506 rows × 6 columns

In [24]:
X3_train, X3_test = train_test_split(X3, test_size=0.2, random_state=0)

# fit/train model
pipe.fit(X3_train, y_train)

# predict labels
y_pred = pipe.predict(X3_test)

# evaluate
print(f'R^2 Train: {pipe.score(X3_train, y_train):0.4}')
print(f'R^2 Test: {pipe.score(X3_test, y_test):0.4}')
R^2 Train: 0.7534
R^2 Test: 0.5486

Results are better but there's still a lot of overfitting. Let's try the final method - rfecv.

RFECV

In [25]:
# Feature Selection using RFECV
from sklearn.feature_selection import RFECV
In [26]:
rfecv = RFECV(LinearRegression(), cv=10)
rfecv.fit(X_train, y_train)

# Get the selected features with CV
rfecv.n_features_
Out[26]:
12
In [27]:
# Check the selected position
rfecv.support_
Out[27]:
array([ True,  True,  True,  True,  True,  True, False,  True,  True,
        True,  True,  True,  True])
In [28]:
# Get the feature ranking
rfecv.ranking_
Out[28]:
array([1, 1, 1, 1, 1, 1, 2, 1, 1, 1, 1, 1, 1])

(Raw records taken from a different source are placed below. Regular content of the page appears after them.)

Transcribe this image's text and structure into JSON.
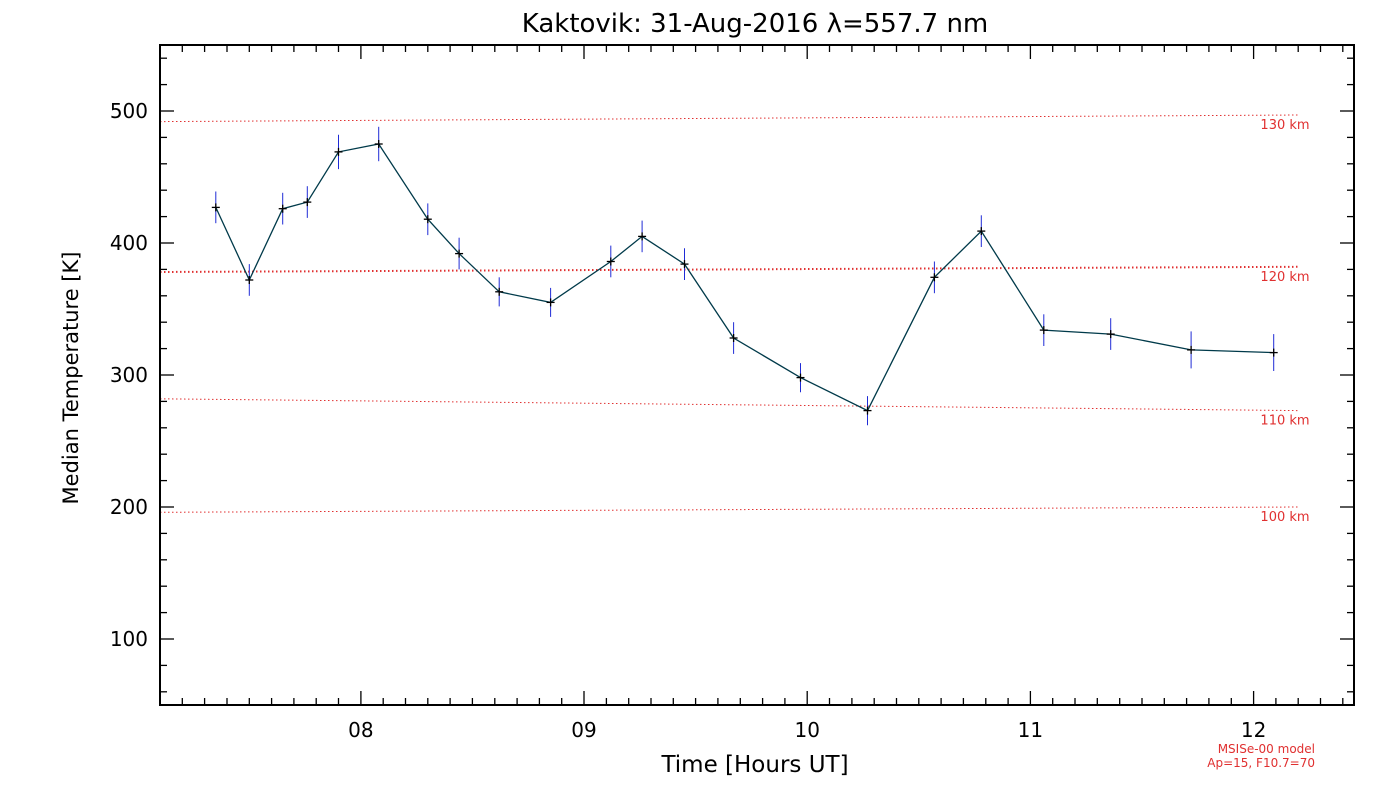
{
  "chart_data": {
    "type": "line",
    "title": "Kaktovik: 31-Aug-2016 λ=557.7 nm",
    "xlabel": "Time [Hours UT]",
    "ylabel": "Median Temperature [K]",
    "xlim": [
      7.1,
      12.45
    ],
    "ylim": [
      50,
      550
    ],
    "x_ticks": [
      8,
      9,
      10,
      11,
      12
    ],
    "x_tick_labels": [
      "08",
      "09",
      "10",
      "11",
      "12"
    ],
    "y_ticks": [
      100,
      200,
      300,
      400,
      500
    ],
    "y_tick_labels": [
      "100",
      "200",
      "300",
      "400",
      "500"
    ],
    "series": [
      {
        "x": [
          7.35,
          7.5,
          7.65,
          7.76,
          7.9,
          8.08,
          8.3,
          8.44,
          8.62,
          8.85,
          9.12,
          9.26,
          9.45,
          9.67,
          9.97,
          10.27,
          10.57,
          10.78,
          11.06,
          11.36,
          11.72,
          12.09
        ],
        "y": [
          427,
          372,
          426,
          431,
          469,
          475,
          418,
          392,
          363,
          355,
          386,
          405,
          384,
          328,
          298,
          273,
          374,
          409,
          334,
          331,
          319,
          317
        ],
        "err": [
          12,
          12,
          12,
          12,
          13,
          13,
          12,
          12,
          11,
          11,
          12,
          12,
          12,
          12,
          11,
          11,
          12,
          12,
          12,
          12,
          14,
          14
        ],
        "color": "#003a4a",
        "error_color": "#1f2bd6"
      }
    ],
    "reference_lines": [
      {
        "label": "130 km",
        "x": [
          7.1,
          12.2
        ],
        "y": [
          492,
          497
        ]
      },
      {
        "label": "120 km",
        "x": [
          7.1,
          12.2
        ],
        "y": [
          378,
          382
        ]
      },
      {
        "label": "110 km",
        "x": [
          7.1,
          12.2
        ],
        "y": [
          282,
          273
        ]
      },
      {
        "label": "100 km",
        "x": [
          7.1,
          12.2
        ],
        "y": [
          196,
          200
        ]
      }
    ],
    "reference_color": "#e03030",
    "footnote": [
      "MSISe-00 model",
      "Ap=15, F10.7=70"
    ],
    "grid": false
  }
}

Since this selection technique only removed one feature, we will not proceed to test it.

Conclusion

There seems to be no improvement in the score of our linear regression model after feature selection. We can try playing around with the desired number of features num or using a different model.